At a “DI” CEO Summit held in September, 2011, the now disgraced, but then Honourable Beverley J. Oda, Minister of International Cooperation, announced four new projects to “help developing countries in Africa and South America manage their natural resources.”

No kidding.

So, Your Working Girl thought, is this where Marketa Evans made the introductions?  Maybe between the times she was working for Peter Munk and Plan Canada and The Office of the Extractive Sector CSR Counsellor?

Your Working Girl has been around the block enough times to know some non-profits are kind of naive.  They take money from heaven-knows-who because they are happy somebody cares.  They feel special when they get to hang out  with people who have power or money, or both.  They don’t understand what kind of a message it sends or the get the optics of the situation.

But Dave Toycen of World Vision, Rosemary McCarney of Plan Canada and Chris Eaton of World University Services of Canada know exactly what they’re doing.  They have a combined 50+ years in the sector, have travelled to scores of the poorest countries in the world many times, and run organizations that generated a combined revenue of $579.7 million in 2012.  Dave Toycen has his own Prayer Team for heaven’s sake.

They know that the people of South America and Africa, people who live outside Canada, are in the streets trying to save their countries from environmental devastation and their people from human rights abuses.

So how do they reconcile that while playing PR footsie with the mining industry?  Do they think they are going to change the practices of an industry whose sole raison d’être is to return money to their shareholders?  Are they choosing to put reality aside in an effort to form an amiable “partnership” with a wooly purpose?

But perhaps mining companies and the international NGOs who have climbed into the sack with them have more in common than meets the eye.

They both workshop at the altar of charity, but they fear social justice.

Both are in the hunt for investors — call them donors, if you like — right here, at home, in Canada.  That is, as marketing people say, their primary audience.

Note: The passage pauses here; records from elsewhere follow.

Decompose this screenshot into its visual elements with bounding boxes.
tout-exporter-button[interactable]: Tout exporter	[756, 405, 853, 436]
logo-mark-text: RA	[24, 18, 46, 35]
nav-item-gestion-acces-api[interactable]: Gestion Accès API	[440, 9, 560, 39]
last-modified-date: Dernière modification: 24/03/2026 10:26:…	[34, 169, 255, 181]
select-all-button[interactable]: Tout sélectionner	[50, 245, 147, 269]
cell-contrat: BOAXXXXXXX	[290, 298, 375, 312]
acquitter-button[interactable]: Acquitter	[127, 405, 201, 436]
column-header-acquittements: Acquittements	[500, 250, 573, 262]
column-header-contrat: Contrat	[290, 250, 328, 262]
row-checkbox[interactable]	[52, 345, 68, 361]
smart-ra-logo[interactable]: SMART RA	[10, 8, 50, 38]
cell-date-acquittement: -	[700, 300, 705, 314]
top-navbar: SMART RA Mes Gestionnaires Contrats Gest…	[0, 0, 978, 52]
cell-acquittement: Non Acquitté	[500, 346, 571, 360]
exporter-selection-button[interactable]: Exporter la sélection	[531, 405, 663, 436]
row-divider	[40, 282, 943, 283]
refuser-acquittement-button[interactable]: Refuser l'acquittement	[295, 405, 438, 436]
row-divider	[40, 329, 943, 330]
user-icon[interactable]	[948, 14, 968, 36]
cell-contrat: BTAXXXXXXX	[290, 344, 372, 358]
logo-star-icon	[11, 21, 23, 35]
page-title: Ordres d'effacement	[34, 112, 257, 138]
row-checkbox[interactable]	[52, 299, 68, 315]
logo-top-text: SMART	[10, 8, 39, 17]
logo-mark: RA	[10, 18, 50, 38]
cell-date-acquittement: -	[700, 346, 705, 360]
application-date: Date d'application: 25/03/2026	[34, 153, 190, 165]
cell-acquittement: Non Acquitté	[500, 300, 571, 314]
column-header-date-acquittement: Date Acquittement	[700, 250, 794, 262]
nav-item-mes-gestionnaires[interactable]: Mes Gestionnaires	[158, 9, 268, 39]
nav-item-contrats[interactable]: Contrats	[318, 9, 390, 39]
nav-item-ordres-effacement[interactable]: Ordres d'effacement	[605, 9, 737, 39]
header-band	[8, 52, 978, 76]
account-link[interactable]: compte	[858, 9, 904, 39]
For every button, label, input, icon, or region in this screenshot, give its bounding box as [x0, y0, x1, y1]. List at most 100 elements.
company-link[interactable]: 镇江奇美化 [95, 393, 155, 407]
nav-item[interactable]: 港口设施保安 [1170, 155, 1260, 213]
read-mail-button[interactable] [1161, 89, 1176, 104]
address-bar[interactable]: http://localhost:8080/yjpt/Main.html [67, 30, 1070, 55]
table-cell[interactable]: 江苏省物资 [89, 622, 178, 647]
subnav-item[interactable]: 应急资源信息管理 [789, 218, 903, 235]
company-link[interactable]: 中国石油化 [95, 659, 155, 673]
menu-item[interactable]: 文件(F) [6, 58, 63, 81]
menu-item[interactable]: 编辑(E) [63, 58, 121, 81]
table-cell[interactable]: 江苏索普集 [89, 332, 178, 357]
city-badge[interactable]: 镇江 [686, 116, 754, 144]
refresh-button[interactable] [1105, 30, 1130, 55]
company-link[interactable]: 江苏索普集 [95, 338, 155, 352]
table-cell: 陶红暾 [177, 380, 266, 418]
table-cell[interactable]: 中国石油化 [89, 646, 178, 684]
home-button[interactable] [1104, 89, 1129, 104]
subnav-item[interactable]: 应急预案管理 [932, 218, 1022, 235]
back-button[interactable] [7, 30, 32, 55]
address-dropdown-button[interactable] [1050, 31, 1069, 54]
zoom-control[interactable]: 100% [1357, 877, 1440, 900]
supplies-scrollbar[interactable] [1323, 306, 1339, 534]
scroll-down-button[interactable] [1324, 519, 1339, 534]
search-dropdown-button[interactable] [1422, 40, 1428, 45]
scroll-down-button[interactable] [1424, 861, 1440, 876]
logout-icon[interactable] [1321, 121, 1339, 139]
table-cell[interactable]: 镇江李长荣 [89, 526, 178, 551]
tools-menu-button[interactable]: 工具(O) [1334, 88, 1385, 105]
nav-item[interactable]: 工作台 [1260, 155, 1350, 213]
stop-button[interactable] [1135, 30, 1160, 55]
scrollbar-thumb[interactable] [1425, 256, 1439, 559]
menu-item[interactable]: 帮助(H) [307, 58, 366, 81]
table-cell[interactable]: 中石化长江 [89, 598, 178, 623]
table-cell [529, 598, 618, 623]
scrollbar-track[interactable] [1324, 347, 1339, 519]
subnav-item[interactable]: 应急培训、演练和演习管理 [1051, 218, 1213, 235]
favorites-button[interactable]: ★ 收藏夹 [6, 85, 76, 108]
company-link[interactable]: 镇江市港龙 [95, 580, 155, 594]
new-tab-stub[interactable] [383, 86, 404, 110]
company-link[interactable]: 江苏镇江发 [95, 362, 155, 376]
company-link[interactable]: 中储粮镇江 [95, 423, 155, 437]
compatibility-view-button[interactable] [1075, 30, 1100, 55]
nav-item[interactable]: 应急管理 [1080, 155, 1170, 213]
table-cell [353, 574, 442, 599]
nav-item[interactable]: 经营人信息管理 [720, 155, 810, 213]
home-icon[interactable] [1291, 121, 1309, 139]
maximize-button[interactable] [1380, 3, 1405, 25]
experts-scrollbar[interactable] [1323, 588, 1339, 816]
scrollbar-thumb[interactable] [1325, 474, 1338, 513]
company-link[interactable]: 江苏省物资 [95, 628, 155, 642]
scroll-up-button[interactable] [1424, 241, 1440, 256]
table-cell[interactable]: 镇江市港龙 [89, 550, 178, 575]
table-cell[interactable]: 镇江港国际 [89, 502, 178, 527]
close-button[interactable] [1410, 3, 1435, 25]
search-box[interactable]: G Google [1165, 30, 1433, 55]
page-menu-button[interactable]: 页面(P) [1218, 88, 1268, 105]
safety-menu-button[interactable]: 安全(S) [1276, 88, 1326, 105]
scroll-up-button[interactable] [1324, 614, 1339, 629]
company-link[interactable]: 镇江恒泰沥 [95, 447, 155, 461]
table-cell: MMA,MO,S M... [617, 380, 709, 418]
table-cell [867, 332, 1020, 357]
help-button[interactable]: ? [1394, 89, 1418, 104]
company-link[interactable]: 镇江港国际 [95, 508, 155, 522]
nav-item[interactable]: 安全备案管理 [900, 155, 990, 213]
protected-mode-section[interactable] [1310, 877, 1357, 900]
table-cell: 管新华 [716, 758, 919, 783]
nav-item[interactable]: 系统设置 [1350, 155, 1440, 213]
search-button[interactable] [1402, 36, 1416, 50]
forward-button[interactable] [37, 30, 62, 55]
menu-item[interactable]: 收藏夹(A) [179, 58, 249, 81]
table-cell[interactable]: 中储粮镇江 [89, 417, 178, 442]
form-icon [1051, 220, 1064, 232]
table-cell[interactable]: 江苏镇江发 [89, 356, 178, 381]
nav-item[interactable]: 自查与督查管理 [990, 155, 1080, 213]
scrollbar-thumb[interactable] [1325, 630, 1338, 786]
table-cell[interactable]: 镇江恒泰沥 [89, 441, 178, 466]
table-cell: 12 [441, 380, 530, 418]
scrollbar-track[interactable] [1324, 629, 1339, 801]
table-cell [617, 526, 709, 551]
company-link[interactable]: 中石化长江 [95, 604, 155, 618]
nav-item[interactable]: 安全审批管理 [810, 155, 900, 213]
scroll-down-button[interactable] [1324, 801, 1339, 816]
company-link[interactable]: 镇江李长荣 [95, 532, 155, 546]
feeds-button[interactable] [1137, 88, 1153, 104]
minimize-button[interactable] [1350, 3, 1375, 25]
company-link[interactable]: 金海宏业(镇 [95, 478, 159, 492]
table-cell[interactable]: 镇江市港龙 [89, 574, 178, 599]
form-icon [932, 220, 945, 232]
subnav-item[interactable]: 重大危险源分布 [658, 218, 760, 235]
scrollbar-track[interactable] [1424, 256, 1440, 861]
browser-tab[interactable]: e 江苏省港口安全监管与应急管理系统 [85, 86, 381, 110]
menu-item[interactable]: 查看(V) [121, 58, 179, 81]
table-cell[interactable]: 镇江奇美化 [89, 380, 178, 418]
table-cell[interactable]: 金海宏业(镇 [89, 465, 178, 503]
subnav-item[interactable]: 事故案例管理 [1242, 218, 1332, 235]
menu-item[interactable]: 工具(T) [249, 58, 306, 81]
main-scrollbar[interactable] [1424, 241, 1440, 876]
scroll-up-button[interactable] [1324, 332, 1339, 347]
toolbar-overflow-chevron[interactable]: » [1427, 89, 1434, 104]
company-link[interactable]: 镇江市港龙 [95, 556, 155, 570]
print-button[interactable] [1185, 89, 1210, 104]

They both have machines to feed.  And they’re both looking for people with money to feed it, especially now since the fundraising industry has a tracker beam on so-called ‘major gifts’.  It’s just business.

And it is the most disenfranchised citizens of other countries, the targets of their plans that are paying the price.

Your Working Girl heard the clock softly chime and looked out the window.  The bewitching hour had passed but the rain had now turned to snow.  It’s been a long winter … and she’s afraid it’s not over yet.